Recently, I’ve been thinking that I should write down some of my views on IT. I don’t believe in a black & white world, but in one that’s full of realities, tradeoffs, and compromises. I’ve worked with people who refuse to (or are unable to) recognize that and spend energy trying to dictate instead of collaborate, typically to the detriment of themselves and frustration of everyone around them. IT exists to support and enable an organization, and should not be an end unto itself.
IT should stand for Enabling Technology
Many don’t view it this way. And I think this is often the fault of people in the IT field (or at least they could be doing more to change that perception).
IT practitioners should see themselves as enabling the organization.

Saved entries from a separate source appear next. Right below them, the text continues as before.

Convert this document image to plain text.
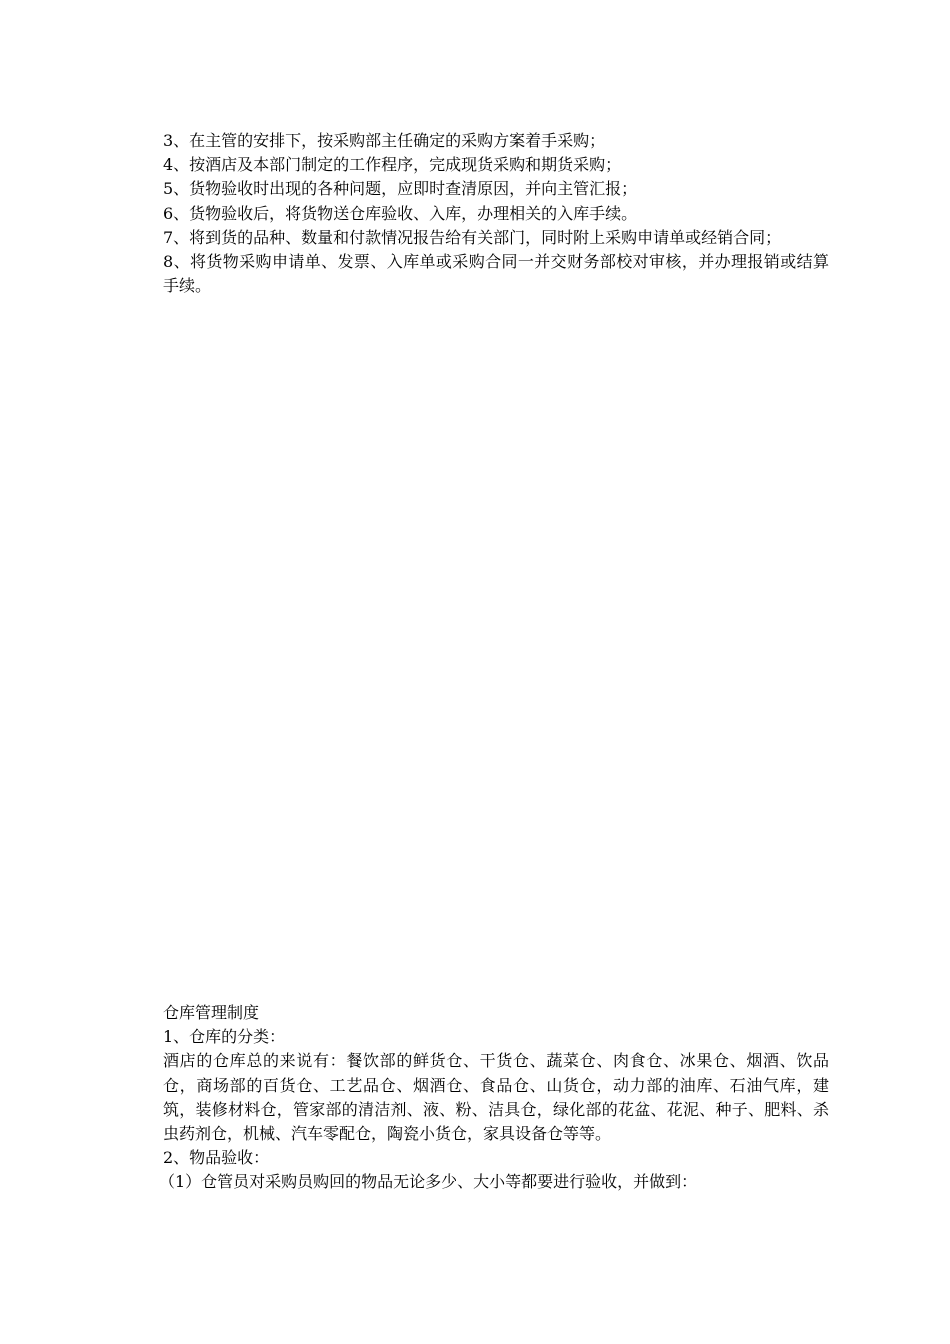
3、在主管的安排下，按采购部主任确定的采购方案着手采购；

4、按酒店及本部门制定的工作程序，完成现货采购和期货采购；

5、货物验收时出现的各种问题，应即时查清原因，并向主管汇报；

6、货物验收后，将货物送仓库验收、入库，办理相关的入库手续。

7、将到货的品种、数量和付款情况报告给有关部门，同时附上采购申请单或经销合同；

8、将货物采购申请单、发票、入库单或采购合同一并交财务部校对审核，并办理报销或结算手续。

仓库管理制度

1、仓库的分类：

酒店的仓库总的来说有：餐饮部的鲜货仓、干货仓、蔬菜仓、肉食仓、冰果仓、烟酒、饮品仓，商场部的百货仓、工艺品仓、烟酒仓、食品仓、山货仓，动力部的油库、石油气库，建筑，装修材料仓，管家部的清洁剂、液、粉、洁具仓，绿化部的花盆、花泥、种子、肥料、杀虫药剂仓，机械、汽车零配仓，陶瓷小货仓，家具设备仓等等。

2、物品验收：

（1）仓管员对采购员购回的物品无论多少、大小等都要进行验收，并做到：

IT is often implemented as a culture of “No”, which either limits the value an org could get from IT or you find lots of rogue/shadow IT springing up outside the IT department. Rogue IT is even easier these days since people can pull out the company credit card and spin up cloud services without the upfront costs and technical hurdles of buying physical servers (or even services running on people’s desktops).
If someone comes to IT with an unusual new request, avoid saying no immediately! Instead, work with them to capture the problem they’re to solve so you can help work toward a solution that satisfies everyone. Saying no means they may choose to solve it without your input, which may lead to unpleasant things when you find yourself stuck supporting and maintaining it down the road since the org relies on it. Or even worse it could result in sensitive data being carelessly stored in a way that is at higher risk of being exposed. If you avoid saying “no” immediately, you are able to remain actively involved in the discussion, granting you the chance to guide the organization to a better solution to their business needs.
Upper management can sometimes view IT as nothing but a cost item on the budget with no obvious value. It’s up to IT to “sell” management of the value IT brings to the organization in ways that are relevant. Think of all the things that couldn’t be done without IT or would be dramatically slower (days spent shuffling papers between departments) or less efficient (how many more people would be required). IT practitioners should always be proactively looking to the goals of the organization and what they can do to further enable those goals.
For example, I’ve always been a big proponent of automating repetitive tasks. Any task that staff spend time doing things manually with a computer, you should be asking if the process could be further automated. While some employees may worry about losing their job after being replaced by an automated process, I suspect the organization would be better served if that person’s time was freed of the mundane (and potentially more error-prone) work so they can focus their energy on the tasks that are hard to automate. I would expect this would actually deliver more value to the organization since it can otherwise be difficult to make progress on the “hard problems.”